野球

巨人絶不調の一方で、米ヤンキースで重量打線が奇跡の復活!

シーズン史上最多本塁打記録更新も
(新星ジャッジは早くもスポーツ・イラストレイテッドの表紙に起用された)

メジャー屈指の名門ニューヨーク・ヤンキースが今季は好調だ。日本では田中将大投手のミステリアスな不振ばかりが特筆されているだろうが、実はチームは快進撃を継続中。6月14日の時点で38勝25敗という好成績で、アメリカン・リーグ東地区の首位を快走している。
 
昨オフに多くの主力選手を放出した後で、今季は我慢の年になるかと思われた。しかし、序盤戦のサプライズチームは、単なるサプライズで終わらない雰囲気を醸し出し始めている。躍進の最大の要因は、破壊力抜群のラインアップだ

センセーショナルな活躍を見せるジャッジ

「(ヤンキースは)良いチームだ。若手とベテランがうまく融合されているね。アーロン・ジャッジは攻守両面でとても印象的。そしてチーム全体が打撃好調だよ」

6月7、8日の2試合ではヤンキースに合計17得点を許したレッドソックスのジョン・ファレル監督もそう述べていた。ここでも真っ先に名前が挙がったジャッジは、すでにメジャー全体のセンセーションになりつつある。
 
身長201cm、体重128kgの大型外野手は、今季60試合終了時点で打率.341、22本塁打、49打点という見事な成績を残してきた。25歳にしてア・リーグの三冠王も狙える位置につけており、地元ニューヨークでも話題沸騰。「All Rise(みんな立ち上がれ)」のキャッチコピーとともに、ジャッジの打席が地元最大の呼び物となっている感がある。

(昨季53試合で20本塁打を打ったサンチェスは地元ファンの期待の星になった Photo By New York Yankees)

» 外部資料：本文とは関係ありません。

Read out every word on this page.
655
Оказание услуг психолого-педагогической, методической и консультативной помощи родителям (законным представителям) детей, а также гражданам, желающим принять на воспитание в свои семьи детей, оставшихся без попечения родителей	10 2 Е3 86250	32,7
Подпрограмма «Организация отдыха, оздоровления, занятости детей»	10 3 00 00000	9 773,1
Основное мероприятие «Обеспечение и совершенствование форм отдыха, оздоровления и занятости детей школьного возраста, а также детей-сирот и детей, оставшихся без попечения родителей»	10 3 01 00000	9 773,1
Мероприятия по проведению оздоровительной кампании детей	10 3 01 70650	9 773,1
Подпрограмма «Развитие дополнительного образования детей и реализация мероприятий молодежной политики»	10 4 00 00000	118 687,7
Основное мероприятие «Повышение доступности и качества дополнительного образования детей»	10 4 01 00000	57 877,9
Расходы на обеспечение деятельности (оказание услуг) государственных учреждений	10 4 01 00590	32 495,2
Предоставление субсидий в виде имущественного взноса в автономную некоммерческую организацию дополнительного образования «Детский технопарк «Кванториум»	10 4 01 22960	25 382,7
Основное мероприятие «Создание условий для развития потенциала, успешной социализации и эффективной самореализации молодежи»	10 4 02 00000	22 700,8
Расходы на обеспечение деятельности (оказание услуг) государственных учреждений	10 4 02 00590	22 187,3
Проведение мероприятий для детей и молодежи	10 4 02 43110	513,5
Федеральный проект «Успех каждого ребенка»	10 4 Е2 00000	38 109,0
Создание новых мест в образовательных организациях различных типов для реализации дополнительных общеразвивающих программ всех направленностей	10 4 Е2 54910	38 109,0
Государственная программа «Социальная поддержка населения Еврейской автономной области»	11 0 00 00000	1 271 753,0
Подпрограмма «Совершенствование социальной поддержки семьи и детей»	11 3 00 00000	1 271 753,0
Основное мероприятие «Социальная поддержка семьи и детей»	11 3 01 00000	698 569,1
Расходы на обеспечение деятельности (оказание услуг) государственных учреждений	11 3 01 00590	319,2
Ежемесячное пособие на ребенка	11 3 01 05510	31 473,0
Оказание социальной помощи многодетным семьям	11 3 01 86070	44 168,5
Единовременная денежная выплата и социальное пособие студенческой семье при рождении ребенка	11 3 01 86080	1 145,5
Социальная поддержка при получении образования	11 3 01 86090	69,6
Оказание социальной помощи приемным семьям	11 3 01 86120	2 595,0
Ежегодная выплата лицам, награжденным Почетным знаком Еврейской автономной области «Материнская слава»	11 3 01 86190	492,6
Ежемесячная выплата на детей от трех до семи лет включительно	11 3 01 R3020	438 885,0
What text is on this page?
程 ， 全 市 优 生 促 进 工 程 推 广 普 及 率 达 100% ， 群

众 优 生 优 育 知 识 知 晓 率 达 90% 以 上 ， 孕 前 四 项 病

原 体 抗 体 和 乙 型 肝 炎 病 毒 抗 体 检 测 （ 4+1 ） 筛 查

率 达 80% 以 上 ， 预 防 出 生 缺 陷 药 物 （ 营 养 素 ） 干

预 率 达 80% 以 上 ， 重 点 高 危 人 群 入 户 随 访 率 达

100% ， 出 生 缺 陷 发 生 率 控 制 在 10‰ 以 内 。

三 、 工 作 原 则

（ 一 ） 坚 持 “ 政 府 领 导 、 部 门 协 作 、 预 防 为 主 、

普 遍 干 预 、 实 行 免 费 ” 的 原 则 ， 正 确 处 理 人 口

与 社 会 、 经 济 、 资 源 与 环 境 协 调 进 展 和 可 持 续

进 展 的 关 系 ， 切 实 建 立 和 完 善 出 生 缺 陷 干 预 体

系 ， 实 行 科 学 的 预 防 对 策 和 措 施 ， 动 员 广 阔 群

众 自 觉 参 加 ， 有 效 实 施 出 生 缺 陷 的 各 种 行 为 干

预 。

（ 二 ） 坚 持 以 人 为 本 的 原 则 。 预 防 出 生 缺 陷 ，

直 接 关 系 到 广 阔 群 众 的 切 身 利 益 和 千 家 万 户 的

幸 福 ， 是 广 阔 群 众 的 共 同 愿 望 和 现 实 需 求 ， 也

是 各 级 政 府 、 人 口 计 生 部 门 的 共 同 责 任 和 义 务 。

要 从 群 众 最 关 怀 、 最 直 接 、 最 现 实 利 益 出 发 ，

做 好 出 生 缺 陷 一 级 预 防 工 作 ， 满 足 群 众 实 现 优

打ちまくっているのはジャッジだけでない。シーズンの約3分1を終えたところで、ブレッド・ガードナー(13本塁打)、マット・ホリデイ(13本)、スターリン・カストロ(12本)、ゲイリー・サンチェス(11本)、アーロン・ヒックス(10本)の5人も二桁本塁打。チーム全体でも60試合で102本塁打を放っており、この数字はもちろん30球団トップだ。
 
「僕たちは打てる球を見逃していない。投手に多くの球を投げさせ、甘い球が来たら弾き返している。チーム全体で相手にダメージを与えているんだ」

ジャッジがそう述べていた通り、パワーと才能に恵まれた主力打者たちの間に相乗効果が生まれている。辛抱強く球数を稼ぎ、好球必打。ラインアップのどこからでも長打が飛び出す破壊力は、ライバルチームには驚異に違いない。
 
最初の60試合の本塁打ペースを保てば、162試合換算で275本。球団史上最多記録(2012年の245本)を上回るだけでなく、メジャー史上最高の1997年のマリナーズの264本すら凌駕するペースとなっている。